Equity also contends that Fowler transferred Spiral real property to his fiancee on October 31, 2012. But Equity's reference to the record does not demonstrate that it was Spiral's property that was transferred. See Plaintiff's SSOF ¶ 28, ex. 15 at 37-38 (indicating that the property was owned by Fowler) (Q: "So the house you live in now was Mr. Fowler's house? A: yes)).[3]

Finally, Equity points to two post-receivership instances where Fowler attempted to divert Spiral assets to himself. While problematic if true, this is not sufficient evidence to show that there has been such a unification of interests and intermingling of funds that Spiral has lost its separate identity.

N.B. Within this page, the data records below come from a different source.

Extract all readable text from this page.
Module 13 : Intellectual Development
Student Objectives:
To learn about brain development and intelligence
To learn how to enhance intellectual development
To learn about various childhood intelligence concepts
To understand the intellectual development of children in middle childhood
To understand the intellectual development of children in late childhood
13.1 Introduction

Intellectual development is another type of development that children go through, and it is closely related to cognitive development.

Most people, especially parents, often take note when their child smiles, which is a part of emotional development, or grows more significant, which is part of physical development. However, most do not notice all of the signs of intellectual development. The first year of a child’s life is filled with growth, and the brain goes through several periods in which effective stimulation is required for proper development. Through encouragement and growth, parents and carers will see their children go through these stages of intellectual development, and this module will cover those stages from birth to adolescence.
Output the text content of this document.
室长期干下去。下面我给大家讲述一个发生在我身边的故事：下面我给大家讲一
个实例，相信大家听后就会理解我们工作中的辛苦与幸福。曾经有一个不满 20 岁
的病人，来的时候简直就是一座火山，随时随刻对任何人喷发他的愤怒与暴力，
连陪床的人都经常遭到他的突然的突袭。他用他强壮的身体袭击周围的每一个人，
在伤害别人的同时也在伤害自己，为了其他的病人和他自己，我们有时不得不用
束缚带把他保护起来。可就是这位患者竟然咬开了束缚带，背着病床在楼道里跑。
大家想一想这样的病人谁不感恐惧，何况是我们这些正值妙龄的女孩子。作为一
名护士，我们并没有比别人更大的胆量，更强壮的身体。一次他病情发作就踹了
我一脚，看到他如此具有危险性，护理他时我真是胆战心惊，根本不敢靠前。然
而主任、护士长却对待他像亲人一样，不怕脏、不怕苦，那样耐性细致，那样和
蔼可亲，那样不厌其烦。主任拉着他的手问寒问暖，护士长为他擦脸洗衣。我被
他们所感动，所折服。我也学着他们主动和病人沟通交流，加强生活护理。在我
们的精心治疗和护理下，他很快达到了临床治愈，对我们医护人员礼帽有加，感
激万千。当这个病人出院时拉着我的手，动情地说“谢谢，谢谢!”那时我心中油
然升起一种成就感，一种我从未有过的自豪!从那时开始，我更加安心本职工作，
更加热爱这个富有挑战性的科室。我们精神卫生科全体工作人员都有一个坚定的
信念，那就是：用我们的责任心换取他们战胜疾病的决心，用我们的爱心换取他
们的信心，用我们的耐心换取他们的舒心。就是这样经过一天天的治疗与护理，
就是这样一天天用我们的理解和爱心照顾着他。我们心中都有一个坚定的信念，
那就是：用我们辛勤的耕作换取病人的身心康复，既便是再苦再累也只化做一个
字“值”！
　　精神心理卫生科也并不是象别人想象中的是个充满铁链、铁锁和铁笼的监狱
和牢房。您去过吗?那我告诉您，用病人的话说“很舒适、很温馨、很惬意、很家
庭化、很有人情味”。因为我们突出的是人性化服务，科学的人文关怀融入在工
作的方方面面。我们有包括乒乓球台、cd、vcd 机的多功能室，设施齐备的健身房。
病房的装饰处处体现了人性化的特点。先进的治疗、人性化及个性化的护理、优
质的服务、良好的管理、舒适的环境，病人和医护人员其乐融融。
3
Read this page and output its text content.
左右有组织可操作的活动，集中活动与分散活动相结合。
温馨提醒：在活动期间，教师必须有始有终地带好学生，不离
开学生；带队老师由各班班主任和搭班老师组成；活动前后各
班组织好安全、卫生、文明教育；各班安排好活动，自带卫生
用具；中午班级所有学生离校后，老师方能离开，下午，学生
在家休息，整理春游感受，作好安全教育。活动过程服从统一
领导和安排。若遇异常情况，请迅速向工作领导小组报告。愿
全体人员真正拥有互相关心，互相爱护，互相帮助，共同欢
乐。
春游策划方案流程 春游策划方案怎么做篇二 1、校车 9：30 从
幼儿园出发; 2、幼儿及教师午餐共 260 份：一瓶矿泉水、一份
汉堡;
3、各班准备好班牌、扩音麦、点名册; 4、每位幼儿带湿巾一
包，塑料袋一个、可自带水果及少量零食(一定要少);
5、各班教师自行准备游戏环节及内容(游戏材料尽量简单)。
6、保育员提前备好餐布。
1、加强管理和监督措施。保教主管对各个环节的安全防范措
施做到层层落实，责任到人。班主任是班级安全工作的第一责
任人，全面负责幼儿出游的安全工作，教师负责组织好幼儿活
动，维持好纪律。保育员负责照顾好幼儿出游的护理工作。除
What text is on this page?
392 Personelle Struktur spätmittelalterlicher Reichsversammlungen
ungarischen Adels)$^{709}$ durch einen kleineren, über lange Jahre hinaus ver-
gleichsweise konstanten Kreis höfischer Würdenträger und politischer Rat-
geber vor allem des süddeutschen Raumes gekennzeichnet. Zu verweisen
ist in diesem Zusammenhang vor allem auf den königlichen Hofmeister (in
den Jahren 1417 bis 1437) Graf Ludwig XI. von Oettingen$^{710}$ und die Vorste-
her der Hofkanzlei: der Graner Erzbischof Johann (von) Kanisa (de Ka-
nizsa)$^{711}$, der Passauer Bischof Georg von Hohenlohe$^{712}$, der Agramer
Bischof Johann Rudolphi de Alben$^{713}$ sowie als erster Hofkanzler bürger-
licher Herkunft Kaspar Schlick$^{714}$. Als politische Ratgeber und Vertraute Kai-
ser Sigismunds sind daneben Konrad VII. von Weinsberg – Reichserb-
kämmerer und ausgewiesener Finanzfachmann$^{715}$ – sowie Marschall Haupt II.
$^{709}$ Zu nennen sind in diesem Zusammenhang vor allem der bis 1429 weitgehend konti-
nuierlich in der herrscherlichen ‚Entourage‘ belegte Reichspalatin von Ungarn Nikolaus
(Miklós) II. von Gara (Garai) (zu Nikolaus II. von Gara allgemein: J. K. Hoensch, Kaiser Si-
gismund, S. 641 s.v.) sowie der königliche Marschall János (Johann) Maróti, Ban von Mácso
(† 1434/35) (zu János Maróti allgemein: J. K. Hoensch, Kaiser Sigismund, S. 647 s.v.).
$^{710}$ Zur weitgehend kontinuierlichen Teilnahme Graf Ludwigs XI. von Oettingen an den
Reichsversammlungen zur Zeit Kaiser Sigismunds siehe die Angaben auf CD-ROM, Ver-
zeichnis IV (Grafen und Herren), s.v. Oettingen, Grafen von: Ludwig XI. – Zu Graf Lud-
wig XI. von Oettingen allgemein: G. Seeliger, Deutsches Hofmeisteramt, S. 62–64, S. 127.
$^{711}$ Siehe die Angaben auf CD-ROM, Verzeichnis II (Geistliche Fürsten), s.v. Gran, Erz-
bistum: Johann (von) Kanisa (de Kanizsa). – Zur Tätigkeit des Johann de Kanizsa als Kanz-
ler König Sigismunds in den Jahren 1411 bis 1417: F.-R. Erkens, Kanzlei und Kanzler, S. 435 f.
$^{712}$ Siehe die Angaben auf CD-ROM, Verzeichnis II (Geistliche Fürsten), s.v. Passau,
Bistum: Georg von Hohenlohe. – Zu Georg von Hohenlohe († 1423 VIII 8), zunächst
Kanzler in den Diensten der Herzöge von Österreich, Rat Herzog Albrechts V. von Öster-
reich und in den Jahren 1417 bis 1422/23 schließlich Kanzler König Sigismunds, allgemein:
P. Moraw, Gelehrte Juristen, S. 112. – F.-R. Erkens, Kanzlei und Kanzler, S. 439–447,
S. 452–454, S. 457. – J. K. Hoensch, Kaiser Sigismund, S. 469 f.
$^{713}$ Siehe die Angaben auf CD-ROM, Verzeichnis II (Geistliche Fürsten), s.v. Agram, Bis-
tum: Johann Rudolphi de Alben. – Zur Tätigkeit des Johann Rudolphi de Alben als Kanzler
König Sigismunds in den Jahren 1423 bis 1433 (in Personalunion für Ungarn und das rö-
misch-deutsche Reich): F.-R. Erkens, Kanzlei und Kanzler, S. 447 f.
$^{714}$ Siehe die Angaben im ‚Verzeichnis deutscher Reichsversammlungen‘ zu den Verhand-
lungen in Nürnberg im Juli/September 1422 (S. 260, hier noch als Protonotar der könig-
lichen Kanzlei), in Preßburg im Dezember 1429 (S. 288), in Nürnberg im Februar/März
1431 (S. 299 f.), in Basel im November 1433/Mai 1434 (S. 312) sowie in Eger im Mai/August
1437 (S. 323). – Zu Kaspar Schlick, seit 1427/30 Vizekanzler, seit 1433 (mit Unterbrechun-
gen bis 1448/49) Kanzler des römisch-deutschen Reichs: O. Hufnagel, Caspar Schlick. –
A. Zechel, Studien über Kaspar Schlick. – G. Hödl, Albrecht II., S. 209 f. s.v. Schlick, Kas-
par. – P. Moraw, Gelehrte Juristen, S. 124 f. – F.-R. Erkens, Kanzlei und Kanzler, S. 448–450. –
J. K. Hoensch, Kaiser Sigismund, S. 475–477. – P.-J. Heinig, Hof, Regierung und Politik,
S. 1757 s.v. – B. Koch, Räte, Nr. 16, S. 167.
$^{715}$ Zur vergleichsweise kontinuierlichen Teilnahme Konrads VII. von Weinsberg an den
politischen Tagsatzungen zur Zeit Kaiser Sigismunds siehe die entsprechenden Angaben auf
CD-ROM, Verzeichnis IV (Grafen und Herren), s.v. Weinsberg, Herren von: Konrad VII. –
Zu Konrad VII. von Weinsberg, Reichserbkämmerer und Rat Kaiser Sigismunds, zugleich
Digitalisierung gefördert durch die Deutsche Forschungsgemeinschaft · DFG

We grant Defendants' motion for summary judgment on Count 4 of the Complaint (doc. 63).

IV.

IT IS ORDERED GRANTING IN PART AND DENYING IN PART plaintiff's motion for summary judgment (doc. 61). Summary judgment against Fowler in Count 1 is denied. Summary judgment is granted in favor of Equity and against Spiral on Count 3 in the amount of $4, 042, 165.00.

IT IS FURTHER ORDERED GRANTING IN PART AND DENYING IN PART defendants' motion for partial summary judgment (doc. 63). Summary judgment is granted on Equity's alter ego claim in Count 4 of the Complaint. Summary judgment is denied with respect to Defendants' condition precedent claim.